Traces with X-Ray: AgentCore emits spans for each tool invocation with attributes bedrock.agent.toolName, bedrock.agent.sessionId, and bedrock.agent.turnCount. Configure a trace group with filter annotation.bedrock.agent.toolName = "ExecuteOrder" and alert on latency > 2s — order execution above that indicates a downstream API issue.

CloudTrail for regulatory audit: Each InvokeAgent API call is recorded with the caller ARN, sessionId, and inputText (truncated). For compliance, configure an S3 bucket with Object Lock in COMPLIANCE mode and 7-year retention for AgentCore CloudTrail logs. This is the minimum to meet Banco Central do Brasil and SEC audit requirements.

Cost anomaly alarm: Configure an AWS Budget with an alert at 80% of the monthly Bedrock budget, with an SNS action. Add a second CloudWatch alarm on bedrock:InvokeModel with model-id=anthropic.claude-3-5-sonnet and a threshold of 1,000 invocations/hour — above that, something is wrong.

What the AWS Blog Doesn't Tell You

AWS service launch blogs are excellent at showing the happy path. What they rarely cover are the edge cases you only discover in production. Here are the three that cost me the most time:

Tool-call idempotency is not guaranteed by the runtime. If AgentCore attempts to invoke a tool and receives a timeout, it may retry — and your Lambda may be invoked twice for the same action. For idempotent tools (queries), this is harmless. For tools with side effects (order execution, email sending), you need to implement idempotency in the Lambda using an idempotencyToken derived from sessionId + turnId + toolName. Without this, order duplication is a matter of when, not if.

The model can ignore requireConfirmation in certain prompt formulations. I tested this: if the system prompt instructs the agent to "be proactive and execute actions without asking for unnecessary confirmation," the model may rationalize that a specific action doesn't need confirmation even with the flag active. The correct defense is dual: the flag on the Gateway and an explicit instruction in the system prompt about when confirmation is mandatory. Never rely on a single layer.
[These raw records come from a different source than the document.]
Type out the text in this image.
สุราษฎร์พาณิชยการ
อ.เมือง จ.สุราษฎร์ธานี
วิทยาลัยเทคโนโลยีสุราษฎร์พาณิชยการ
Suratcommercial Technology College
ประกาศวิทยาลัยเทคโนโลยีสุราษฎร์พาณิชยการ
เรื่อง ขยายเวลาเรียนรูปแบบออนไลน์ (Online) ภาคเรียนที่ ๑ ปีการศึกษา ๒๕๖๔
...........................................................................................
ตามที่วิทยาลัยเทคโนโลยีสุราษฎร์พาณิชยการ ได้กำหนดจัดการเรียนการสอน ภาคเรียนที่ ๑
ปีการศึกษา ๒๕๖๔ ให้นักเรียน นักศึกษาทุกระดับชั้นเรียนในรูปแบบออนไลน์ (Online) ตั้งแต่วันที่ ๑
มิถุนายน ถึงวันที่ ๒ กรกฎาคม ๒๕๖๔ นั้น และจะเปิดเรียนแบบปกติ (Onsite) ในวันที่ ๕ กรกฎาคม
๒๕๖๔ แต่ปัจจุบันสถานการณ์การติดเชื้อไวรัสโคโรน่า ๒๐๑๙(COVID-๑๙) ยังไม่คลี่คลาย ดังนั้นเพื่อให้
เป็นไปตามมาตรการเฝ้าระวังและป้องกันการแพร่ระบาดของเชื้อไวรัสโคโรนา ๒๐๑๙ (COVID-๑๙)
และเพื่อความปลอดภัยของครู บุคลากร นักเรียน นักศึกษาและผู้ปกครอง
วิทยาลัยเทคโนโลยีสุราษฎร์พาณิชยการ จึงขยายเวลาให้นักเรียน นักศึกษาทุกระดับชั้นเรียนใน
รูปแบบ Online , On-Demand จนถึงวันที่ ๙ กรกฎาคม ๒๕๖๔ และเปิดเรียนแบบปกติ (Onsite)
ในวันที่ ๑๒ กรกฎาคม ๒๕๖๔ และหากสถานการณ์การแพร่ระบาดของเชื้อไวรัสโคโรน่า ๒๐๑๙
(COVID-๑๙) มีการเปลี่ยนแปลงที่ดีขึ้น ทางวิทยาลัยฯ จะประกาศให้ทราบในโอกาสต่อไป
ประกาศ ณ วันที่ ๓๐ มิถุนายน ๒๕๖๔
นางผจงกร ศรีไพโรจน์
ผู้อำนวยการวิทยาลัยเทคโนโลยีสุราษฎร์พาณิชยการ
AgentCore doesn't have native multi-agent support yet. If your architecture requires a supervisor agent delegating to specialized agents (multi-agent orchestration pattern), you'll need to implement the delegation logic manually — typically with an agent that calls other agents via tool-use, where each "tool" is actually an invocation of another AgentCore. It works, but cross-session traceability requires manual sessionId correlation via X-Ray.